La réalité commerciale de la CEEAC est dominée par la faiblesse des flux commerciaux en son sein, d’une part, et avec la CEDEAO, d’autre part. En 2024, le commerce intra-CEEAC ne s’élève qu’à 3,1 milliards de dollars US. Le Congo se distingue comme premier exportateur intra-régional avec 976,15 millions de dollars, principalement vers le Tchad et la Guinée équatoriale. L’Angola suit avec 567,72 millions de dollars, orientés vers le Congo et la RDC. Entre la CEDEAO et la CEEAC, les échanges restent embryonnaires. Pourtant, le potentiel est considérable, relève-t-on dans les échanges tenus à Yaoundé. « Le Nigeria compte 220 millions d’habitants. Associée à l’AES – Mali, Burkina Faso, Niger – la CEDEAO et la CEEAC forment un marché de près de 650 millions de personnes. Or, en cinq ans de ZLECAf, le Cameroun n’a enregistré que 7 transactions. Dans le même temps, les produits nigérians inondent le Grand Nord camerounais, signe d’une intégration de fait qui échappe encore aux cadres formels », précise le Pr Ndip Remes, expert en finances publiques.
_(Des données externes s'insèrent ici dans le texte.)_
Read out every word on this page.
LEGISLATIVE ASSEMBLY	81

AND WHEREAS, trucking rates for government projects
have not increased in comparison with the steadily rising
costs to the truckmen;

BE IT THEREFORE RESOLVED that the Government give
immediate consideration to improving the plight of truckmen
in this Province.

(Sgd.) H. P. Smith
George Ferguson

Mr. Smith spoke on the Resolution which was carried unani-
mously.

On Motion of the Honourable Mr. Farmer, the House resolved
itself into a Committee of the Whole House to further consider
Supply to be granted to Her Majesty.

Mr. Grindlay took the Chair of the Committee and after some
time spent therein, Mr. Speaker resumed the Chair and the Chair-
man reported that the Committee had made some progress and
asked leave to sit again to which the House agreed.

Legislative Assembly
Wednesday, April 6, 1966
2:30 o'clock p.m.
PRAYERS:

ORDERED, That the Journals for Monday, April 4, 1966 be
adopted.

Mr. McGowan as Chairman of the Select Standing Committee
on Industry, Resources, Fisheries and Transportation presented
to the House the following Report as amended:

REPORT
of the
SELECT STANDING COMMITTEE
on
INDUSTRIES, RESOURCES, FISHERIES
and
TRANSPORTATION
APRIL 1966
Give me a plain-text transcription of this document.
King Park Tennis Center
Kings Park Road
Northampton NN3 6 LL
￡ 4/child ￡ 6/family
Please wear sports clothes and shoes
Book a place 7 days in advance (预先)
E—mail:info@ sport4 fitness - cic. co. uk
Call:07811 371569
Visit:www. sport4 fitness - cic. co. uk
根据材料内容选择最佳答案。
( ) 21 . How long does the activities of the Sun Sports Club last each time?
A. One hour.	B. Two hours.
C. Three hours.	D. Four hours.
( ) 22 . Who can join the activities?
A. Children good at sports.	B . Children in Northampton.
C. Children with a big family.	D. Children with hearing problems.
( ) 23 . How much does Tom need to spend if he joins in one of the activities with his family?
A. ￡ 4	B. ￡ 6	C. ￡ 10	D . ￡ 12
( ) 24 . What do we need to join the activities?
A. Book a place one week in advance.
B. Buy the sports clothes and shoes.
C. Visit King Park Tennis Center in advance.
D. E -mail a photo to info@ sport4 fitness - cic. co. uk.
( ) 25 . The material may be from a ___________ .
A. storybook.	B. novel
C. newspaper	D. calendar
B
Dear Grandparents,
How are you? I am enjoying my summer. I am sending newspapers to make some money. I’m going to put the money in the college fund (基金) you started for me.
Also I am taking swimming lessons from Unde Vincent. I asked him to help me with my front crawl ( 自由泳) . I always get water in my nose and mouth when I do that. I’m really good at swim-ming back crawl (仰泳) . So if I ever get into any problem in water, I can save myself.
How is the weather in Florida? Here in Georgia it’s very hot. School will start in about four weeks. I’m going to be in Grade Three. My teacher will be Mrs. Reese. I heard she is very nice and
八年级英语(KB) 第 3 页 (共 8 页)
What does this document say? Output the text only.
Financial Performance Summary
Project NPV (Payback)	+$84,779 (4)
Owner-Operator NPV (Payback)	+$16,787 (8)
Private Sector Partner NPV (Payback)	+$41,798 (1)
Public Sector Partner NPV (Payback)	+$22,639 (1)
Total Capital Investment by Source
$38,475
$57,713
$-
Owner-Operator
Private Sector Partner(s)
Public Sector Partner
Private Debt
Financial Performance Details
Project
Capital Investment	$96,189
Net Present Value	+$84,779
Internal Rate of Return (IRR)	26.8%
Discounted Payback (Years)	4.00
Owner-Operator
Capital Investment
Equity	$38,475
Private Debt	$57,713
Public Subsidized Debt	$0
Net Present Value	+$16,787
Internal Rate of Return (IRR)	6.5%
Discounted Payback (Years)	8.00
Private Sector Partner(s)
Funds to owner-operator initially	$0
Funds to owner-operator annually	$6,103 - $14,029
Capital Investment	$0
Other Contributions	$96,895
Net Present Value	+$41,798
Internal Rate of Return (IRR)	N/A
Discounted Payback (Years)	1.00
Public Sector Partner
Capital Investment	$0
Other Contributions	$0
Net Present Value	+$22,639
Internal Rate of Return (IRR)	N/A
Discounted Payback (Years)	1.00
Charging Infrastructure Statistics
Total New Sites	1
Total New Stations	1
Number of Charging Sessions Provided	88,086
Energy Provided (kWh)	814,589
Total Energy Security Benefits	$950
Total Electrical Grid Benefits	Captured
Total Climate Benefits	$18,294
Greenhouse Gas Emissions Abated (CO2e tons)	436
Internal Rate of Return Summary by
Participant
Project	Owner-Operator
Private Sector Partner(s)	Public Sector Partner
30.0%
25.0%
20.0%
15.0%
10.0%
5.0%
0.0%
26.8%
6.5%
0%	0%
Dès lors, l’opportunité se profile dans toute sa profondeur. Il est question de rapprocher les deux blocs par une intégration économique renforcée entre le Cameroun et le Nigeria, avec un effet de captation d’un marché de 650 millions de consommateurs, la création de chaînes de valeur régionales et le positionnement du Cameroun comme leader en Afrique centrale, capable d’arrimer la CEEAC à la CEDEAO.

Le filon Cameroun–Nigeria
Le Camercap-Parc défend la théorie des pays voisins. « Un État a généralement pour premier partenaire commercial son voisin. États-Unis–Canada, France–Allemagne en sont l’exemple. Le Cameroun devrait donc inonder ses voisins, à commencer par le Nigeria », assure-t-on, nonobstant divers obstacles qui freinent le déploiement à grande échelle du secteur privé d’Afrique centrale. Notamment les difficultés liées au démantèlement des barrières tarifaires, les tracasseries douanières le long des corridors, un climat des investissements délétère, la contrebande, le manque d’infrastructures qualité, entre autres. « En termes de développement de l’infrastructure qualité, ça se passe assez bien au niveau de la CEEAC et au niveau de la CEDEAO. Nous sommes à côté d’un mastodonte qui a achevé le développement de son infrastructure qualité. C’est un déterminant à retenir, parce que pour se déployer vers un marché d’exportation, il faut connaître ses exigences réglementaires. Et c’est le développement de l’infrastructure qualité, notamment le suivi-évaluation de la conformité et le certificat de conformité, qui facilitent le déploiement, si et seulement si l’autre partie accepte le certificat présenté. Si le Nigeria, qui a son infrastructure complètement développée, veut signer un accord de reconnaissance mutuelle avec le Cameroun, il faut qu’il se rassure que nous avons une infrastructure qualité totalement développée. Et ce n’est pas encore le cas. Ce qui fait qu’on entend parler du MOU entre l’ANOR (Agence des normes et de la qualité) et la NAFDAC (agence nationale nigériane pour l’administration et le contrôle des aliments et des médicaments) depuis des années, et ça n’avance pas à cause de notre infrastructure embryonnaire. Et c’est le cas de beaucoup de pays de la CEEAC », explique Gisèle Rolande Mvoto, chef de la Cellule des études et des projets de l’ANOR. Plusieurs mécanismes sont proposés pour améliorer le contexte des affaires dans la CEEAC. Ils concernent l’application des articles 8 et 10 de l’Accord sur la ZLECAf ; l’harmonisation des procédures et la reconnaissance mutuelle des certificats de conformité ; la digitalisation des procédures et la sécurisation des corridors ; la production et la diffusion d’informations commerciales ciblées afin d’orienter les opérateurs vers les produits à forte demande.